XXI Edición

Curso 2024 - 2025

Alejandro Quintana

Sobre el tapiz 

Julia Crovetto González, 14 años

Colegio Ayalde (Vizcaya)

Las gradas estallaron en aplausos ante la actuación de una gimnasta. Sobre el tapiz de catorce por catorce metros saludó al publico con una sonrisa, el rostro iluminado por la satisfacción de haber salido exitosa en su ejercicio. Al mismo tiempo, otra gimnasta, situada cerca de uno de los extremos del tapiz, escuchaba aquellos aplausos. Estaba colocada de espaldas, con la mirada fija en el suelo, concentrada, pues no quería dejarse intimidar por una actuación anterior a la suya.

Poco a poco los aplausos se convirtieron en susurros, hasta que reino el silencio. La gimnasta aguardó a que la nombraran por megafonia, mientras se secaba el sudor de las manos con una toalla. En cuanto escuchó su nombre, dio media vuelta.

Su maillot, de tonos carmesíes y negros y cubierto de cristalitos, destellaba bajo los focos del estadio. Llevaba una singular manga con pequeñas rosas pegadas a su brazo, y sobre la cabeza un moño coronado por una rosa roja de terciopelo, que le causaba un leve dolor de cabeza dada la tensión con la que se lo habían amarrado.

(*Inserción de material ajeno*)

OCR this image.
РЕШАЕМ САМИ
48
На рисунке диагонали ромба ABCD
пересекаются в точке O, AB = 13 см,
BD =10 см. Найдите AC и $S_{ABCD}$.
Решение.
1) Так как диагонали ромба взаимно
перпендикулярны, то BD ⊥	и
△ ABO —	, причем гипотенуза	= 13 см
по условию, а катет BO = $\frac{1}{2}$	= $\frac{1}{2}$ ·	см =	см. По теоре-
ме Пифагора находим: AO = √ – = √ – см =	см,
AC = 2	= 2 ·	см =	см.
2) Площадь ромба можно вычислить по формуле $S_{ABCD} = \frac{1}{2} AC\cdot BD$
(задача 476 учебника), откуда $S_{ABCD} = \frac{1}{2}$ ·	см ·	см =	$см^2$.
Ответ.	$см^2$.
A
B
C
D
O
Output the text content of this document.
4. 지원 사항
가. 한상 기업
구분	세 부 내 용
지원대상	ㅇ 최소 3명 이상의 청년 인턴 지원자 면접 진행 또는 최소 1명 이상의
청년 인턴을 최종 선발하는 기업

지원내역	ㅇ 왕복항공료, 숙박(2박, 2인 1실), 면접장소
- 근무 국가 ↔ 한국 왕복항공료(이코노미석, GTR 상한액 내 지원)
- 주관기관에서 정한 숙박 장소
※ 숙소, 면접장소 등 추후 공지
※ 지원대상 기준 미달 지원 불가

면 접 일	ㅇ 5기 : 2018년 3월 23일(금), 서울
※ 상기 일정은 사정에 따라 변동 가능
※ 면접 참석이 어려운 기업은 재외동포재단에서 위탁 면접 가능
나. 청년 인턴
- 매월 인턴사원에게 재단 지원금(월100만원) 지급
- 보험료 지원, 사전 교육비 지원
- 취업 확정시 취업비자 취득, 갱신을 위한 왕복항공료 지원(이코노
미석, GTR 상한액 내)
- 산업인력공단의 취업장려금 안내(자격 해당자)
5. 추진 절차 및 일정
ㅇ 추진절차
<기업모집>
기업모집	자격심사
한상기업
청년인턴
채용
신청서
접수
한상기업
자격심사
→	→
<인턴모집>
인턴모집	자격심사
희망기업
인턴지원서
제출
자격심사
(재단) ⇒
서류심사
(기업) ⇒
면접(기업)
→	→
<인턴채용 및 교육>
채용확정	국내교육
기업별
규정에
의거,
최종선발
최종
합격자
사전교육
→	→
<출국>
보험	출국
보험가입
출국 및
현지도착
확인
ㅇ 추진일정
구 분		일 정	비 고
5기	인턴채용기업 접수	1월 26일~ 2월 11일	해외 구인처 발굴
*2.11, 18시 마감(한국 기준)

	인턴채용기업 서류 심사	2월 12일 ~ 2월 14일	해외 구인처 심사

Avanzó con parsimonia por el pasillo de moqueta. Observó la pelota negra que sostenía en sus manos, levantó la mirada, decidida, y caminó de puntillas hasta el centro. Saludo al público, se agachó elegantemente, colocó ambas rodillas en el suelo, extendió su pierna izquierda, apoyó la pelota junto a su pierna doblada y levantó una mano frente a su cara, imitando un gesto de baile flamenco. Su expresión severa la hacía parecer segura, pero temblaba en su interior, pues proyectaba en su cabeza numerosas escenas que podían hacer de su actuación un desastre.

El estadio se quedó en silencio, roto por algunas toses y carraspeos, pero la gimnasta no escuchaba nada. Un largo pitido anunció el comienzo de la música. Con los primeros compases, a la gimnasta le llegó la serenidad y la concentración.

Al ritmo de una musica de guitarras españolas, y con una expresión grave, propia de las bailaoras, deslizó la pelota hacía adelante, apoyó ambas manos en el tapiz, se puso en pie de un salto y recogió la pelota. Sus movimientos hacían realidad lo que había ensayado una y otra vez. Saltos y equilibrios convertían su danza en algo mágico. El público estalló en aplausos cuando, de un salto, tocó su cabeza –al mismo tiempo– con ambos pies para aterrizar con la sutileza de una pluma. Además, deslizó la pelota por sus brazos, piernas y espalda. Sin darse cuenta, había llegado el momento más complicado de su actuación: se detuvo en una de las esquinas del tapiz y respiró hondo.

Cambió la música a unos ritmos más alegres. La deportista sonrió y, con la esfera negra en su mano derecha alzó el brazo sobre su cabeza, a la par que estiraba su cuerpo al completo. Con una pequeña flexión de rodillas, acompañó la esfera a la altura de su cadera y, por último, la elevó y la lanzó al aire. La chica dio un giro sobre las puntas de sus pies a una velocidad inverosímil e hizo una voltereta. Notó que los cristales se le clavaban en la espalda antes de rodar como una pantera. La pequeña bola descendía unos metros más adelante de lo que ella tenía previsto… y cayó al suelo.

Le invadieron mil sensaciones: rabia, furia, impotencia… Tuvo ganas de llorar, pero cuando una sola lágrima le rodaba por la mejilla, se obligó a sonreír. Tomó la pelota justo antes de que diera el segundo bote y prosiguió el baile, olvidándose del error cometido. Volvió a girar sobre sí misma, lanzó más veces la pelota, la recogió sin problemas, todo con la misma delicadeza y gracia. 

Cuando la música se detuvo, ella se quedó inmóvil unos segundos, dibujó una sonrisa, se inclinó ante el jurado y el público, y salió del tapiz. En cuanto puso el pie fuera de la alfombra, se derrumbó. Lloraba con rabia a causa del único error cometido. Pero también le asaltó la satisfacción de la misión cumplida.